Ted Withers

Personal information
- Full name: Edward Peter Withers
- Date of birth: 8 September 1915
- Place of birth: Ower, England
- Date of death: 7 January 1994 (aged 78)
- Place of death: Bournemouth, England
- Height: 5 ft 10 in (1.78 m)
- Position(s): Inside-forward

Youth career
- Clarke's College, Southampton
- 1933–1934: Southampton

Senior career*
- Years: Team / Apps / (Gls)
- 1934–1937: Southampton / 6 / (0)
- 1937–1938: Bristol Rovers / 17 / (4)
- 1938–1939: Bramtoco Sports
- Total:  / 23 / (4)

= Ted Withers =

English footballer

Edward Peter Withers (8 September 1915 – 7 June 1994) was an English footballer who played as a forward for Southampton and Bristol Rovers in the 1930s. At Bristol Rovers, he acquired the nickname "Tosh".

==Football career==
Withers was born in Ower, on the edge of the New Forest, and played youth football in the New Forest League.
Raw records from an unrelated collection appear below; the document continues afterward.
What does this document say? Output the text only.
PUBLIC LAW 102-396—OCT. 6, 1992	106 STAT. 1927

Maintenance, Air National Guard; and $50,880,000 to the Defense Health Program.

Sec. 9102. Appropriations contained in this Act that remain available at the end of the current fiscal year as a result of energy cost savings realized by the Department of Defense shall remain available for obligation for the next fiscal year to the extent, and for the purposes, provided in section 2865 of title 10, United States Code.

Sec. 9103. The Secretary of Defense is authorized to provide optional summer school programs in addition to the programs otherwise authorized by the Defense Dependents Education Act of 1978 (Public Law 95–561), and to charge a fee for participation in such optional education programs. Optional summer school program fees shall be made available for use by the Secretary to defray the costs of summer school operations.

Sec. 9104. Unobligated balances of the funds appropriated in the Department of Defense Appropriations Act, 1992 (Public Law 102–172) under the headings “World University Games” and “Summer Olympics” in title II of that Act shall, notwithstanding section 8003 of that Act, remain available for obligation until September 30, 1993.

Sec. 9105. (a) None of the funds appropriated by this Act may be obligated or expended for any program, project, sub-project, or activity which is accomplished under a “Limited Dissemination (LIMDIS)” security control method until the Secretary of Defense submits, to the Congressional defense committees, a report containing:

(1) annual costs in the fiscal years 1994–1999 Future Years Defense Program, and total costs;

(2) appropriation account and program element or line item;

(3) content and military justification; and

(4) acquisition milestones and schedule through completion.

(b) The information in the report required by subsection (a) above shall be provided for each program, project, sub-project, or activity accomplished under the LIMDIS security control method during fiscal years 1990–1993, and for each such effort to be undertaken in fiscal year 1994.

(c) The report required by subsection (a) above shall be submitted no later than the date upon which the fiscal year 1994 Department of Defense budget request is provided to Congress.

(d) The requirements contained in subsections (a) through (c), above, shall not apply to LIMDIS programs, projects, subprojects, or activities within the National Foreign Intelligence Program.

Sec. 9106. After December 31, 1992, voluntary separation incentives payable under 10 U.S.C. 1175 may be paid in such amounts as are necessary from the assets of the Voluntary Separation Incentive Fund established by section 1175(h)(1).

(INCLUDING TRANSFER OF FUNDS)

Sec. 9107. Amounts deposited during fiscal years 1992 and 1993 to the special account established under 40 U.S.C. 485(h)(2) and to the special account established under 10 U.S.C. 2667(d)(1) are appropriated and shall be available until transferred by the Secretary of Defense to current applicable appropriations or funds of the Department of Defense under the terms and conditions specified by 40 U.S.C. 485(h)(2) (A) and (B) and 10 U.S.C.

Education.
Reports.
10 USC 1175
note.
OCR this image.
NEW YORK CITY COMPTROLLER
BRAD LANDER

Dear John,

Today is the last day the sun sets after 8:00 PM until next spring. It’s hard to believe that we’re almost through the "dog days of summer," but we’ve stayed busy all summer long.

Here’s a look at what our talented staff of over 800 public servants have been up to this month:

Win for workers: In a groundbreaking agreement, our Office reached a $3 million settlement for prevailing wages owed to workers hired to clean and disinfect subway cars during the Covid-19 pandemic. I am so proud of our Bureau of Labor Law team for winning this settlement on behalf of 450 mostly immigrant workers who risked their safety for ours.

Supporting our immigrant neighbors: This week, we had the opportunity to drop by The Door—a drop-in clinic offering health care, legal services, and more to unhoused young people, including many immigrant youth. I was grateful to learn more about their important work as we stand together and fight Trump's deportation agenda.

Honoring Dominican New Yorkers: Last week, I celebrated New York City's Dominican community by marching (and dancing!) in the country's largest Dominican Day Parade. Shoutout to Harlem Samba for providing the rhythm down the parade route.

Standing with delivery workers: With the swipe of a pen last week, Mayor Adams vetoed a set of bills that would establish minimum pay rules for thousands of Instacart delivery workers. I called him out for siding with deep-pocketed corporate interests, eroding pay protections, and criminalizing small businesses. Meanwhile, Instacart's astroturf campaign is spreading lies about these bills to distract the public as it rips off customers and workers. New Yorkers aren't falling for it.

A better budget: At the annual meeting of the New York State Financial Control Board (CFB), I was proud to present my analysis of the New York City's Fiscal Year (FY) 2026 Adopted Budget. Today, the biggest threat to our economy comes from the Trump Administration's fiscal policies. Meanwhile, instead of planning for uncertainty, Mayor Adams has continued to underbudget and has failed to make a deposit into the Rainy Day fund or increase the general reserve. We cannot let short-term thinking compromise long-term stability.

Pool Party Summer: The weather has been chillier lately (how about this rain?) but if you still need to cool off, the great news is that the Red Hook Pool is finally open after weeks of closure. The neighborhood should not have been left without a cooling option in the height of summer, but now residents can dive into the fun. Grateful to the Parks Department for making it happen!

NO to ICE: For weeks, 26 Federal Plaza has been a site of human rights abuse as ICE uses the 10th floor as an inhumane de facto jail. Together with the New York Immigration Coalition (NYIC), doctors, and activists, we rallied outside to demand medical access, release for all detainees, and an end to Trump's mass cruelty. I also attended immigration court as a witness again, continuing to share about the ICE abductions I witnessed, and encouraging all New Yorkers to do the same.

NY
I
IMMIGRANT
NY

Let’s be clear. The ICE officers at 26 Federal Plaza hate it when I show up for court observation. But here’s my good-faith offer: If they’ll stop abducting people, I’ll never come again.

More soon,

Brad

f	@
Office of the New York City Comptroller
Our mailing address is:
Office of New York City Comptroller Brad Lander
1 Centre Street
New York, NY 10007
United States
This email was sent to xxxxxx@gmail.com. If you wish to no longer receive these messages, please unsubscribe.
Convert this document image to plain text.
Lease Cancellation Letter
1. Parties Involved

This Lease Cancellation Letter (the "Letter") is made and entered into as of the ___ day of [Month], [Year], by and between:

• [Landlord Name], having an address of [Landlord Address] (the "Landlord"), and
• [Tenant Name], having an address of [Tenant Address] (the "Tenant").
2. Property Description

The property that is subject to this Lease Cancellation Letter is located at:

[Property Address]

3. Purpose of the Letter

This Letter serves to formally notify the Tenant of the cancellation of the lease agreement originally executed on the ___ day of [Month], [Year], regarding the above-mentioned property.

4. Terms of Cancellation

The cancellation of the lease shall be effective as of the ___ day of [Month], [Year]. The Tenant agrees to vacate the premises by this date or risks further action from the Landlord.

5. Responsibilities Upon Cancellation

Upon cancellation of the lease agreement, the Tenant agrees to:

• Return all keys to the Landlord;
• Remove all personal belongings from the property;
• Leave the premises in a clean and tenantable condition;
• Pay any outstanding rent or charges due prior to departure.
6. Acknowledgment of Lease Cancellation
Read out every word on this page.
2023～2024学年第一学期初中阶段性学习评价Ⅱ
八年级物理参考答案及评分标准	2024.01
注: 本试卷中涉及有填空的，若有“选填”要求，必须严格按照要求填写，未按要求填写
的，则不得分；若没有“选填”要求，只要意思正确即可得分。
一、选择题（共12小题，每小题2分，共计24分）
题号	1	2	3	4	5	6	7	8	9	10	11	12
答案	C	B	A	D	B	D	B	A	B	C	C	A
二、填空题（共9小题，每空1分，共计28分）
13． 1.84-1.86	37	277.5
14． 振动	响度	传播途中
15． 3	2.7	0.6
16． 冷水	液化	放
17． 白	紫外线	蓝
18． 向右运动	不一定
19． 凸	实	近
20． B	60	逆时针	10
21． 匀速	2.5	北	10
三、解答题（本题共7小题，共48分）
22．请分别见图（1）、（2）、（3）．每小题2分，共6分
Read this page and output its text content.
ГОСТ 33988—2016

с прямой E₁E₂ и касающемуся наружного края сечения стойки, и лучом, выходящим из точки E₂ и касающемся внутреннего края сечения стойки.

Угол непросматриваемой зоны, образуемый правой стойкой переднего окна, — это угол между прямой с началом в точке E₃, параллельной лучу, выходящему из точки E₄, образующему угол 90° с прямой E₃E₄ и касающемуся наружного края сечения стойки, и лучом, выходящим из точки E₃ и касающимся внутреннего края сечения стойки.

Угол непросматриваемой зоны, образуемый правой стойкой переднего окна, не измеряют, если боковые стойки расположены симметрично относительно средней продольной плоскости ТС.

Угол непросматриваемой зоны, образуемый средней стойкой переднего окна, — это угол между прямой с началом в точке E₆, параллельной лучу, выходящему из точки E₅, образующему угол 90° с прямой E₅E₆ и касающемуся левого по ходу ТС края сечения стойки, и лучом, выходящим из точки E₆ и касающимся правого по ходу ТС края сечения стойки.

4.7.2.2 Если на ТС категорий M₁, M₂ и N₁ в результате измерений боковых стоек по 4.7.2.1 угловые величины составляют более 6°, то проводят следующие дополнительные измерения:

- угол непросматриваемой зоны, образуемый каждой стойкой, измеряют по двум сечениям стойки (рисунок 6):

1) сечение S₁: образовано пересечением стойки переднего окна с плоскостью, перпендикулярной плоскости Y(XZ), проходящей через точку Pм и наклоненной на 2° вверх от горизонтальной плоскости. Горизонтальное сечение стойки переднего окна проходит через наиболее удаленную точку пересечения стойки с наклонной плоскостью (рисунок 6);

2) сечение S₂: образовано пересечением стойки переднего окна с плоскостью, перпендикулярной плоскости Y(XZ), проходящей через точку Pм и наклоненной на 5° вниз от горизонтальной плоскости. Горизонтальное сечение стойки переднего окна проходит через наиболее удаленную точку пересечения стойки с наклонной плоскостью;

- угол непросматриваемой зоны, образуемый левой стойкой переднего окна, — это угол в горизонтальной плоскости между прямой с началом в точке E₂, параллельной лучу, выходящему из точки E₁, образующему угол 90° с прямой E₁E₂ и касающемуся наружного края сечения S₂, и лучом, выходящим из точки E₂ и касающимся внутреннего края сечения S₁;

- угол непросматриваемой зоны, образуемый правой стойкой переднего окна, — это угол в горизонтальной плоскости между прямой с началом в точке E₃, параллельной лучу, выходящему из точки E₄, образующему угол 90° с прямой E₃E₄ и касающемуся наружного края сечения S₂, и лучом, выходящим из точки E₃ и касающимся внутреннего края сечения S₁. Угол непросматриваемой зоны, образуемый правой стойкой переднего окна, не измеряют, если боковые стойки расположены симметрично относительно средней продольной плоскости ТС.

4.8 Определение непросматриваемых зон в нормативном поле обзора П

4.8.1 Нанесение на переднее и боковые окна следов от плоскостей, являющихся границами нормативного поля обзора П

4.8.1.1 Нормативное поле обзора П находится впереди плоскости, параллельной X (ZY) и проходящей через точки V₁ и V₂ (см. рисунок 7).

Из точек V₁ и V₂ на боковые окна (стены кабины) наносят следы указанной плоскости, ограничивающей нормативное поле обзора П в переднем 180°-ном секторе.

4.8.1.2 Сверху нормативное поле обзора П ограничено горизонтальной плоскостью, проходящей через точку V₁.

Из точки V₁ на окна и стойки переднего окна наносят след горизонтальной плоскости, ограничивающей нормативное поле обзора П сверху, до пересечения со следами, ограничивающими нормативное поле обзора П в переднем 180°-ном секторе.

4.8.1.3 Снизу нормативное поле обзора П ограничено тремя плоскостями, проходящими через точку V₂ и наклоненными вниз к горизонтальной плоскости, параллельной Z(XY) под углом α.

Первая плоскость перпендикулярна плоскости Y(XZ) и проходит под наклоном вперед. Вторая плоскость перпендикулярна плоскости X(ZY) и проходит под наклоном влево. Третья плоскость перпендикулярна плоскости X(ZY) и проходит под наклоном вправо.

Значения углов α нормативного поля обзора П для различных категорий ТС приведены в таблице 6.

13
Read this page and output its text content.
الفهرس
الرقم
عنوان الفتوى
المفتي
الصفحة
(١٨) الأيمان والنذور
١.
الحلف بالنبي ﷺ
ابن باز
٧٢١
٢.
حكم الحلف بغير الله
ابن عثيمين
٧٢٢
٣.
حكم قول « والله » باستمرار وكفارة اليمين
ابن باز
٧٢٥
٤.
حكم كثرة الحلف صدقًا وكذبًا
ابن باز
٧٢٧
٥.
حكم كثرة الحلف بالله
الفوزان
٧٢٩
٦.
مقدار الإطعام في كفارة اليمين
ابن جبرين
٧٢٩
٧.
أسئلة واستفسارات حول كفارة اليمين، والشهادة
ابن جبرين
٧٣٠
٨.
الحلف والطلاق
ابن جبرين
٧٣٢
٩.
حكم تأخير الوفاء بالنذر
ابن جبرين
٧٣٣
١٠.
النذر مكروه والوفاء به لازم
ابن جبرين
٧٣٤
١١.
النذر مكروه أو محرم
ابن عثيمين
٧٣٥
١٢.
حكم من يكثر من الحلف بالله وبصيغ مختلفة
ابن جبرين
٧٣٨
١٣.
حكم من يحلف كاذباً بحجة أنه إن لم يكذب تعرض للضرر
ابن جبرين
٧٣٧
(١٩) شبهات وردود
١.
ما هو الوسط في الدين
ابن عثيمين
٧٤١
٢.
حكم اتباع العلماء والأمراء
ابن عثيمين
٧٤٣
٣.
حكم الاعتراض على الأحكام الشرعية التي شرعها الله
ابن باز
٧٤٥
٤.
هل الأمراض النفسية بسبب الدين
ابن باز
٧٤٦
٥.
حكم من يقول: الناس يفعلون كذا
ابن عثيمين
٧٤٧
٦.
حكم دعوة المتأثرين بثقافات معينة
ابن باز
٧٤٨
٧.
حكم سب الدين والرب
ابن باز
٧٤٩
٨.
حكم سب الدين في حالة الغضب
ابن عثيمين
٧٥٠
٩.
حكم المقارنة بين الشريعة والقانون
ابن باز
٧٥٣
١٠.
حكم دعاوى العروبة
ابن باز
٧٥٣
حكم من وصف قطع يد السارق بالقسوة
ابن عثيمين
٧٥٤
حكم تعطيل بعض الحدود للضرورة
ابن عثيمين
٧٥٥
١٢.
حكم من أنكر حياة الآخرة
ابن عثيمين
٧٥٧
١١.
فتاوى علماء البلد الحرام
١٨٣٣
He was educated at Clarke's College in The Avenue, Southampton.

He joined the ground staff at Southampton Football Club as an amateur in August 1933. He soon "showed an eye for goal" and was given a professional contract in October 1934, becoming an established member of the reserves, playing in the Football Combination. He made his first-team debut when he took the place of the injured Dick Neal for the Second Division match at Swansea Town on 19 September 1936. Withers played at outside-right in this match, which ended in a 5–1 defeat. Withers made five more appearances that season as cover for injured players in various positions across the forward line, without scoring.

In December 1937, he moved to Bristol Rovers of the Third Division South, where he became a more settled member of the first team, making 17 league appearances, generally at inside-right, scoring four goals. In the summer of 1938, however, his professional career was over and he returned to Southampton, where he continued to play local non-league football with Bramtoco Sports.

==Later career==
Within a year, he left Southampton to move to London where he worked as a sports masseur. After the Second World War, he returned to Hampshire and became an accountant.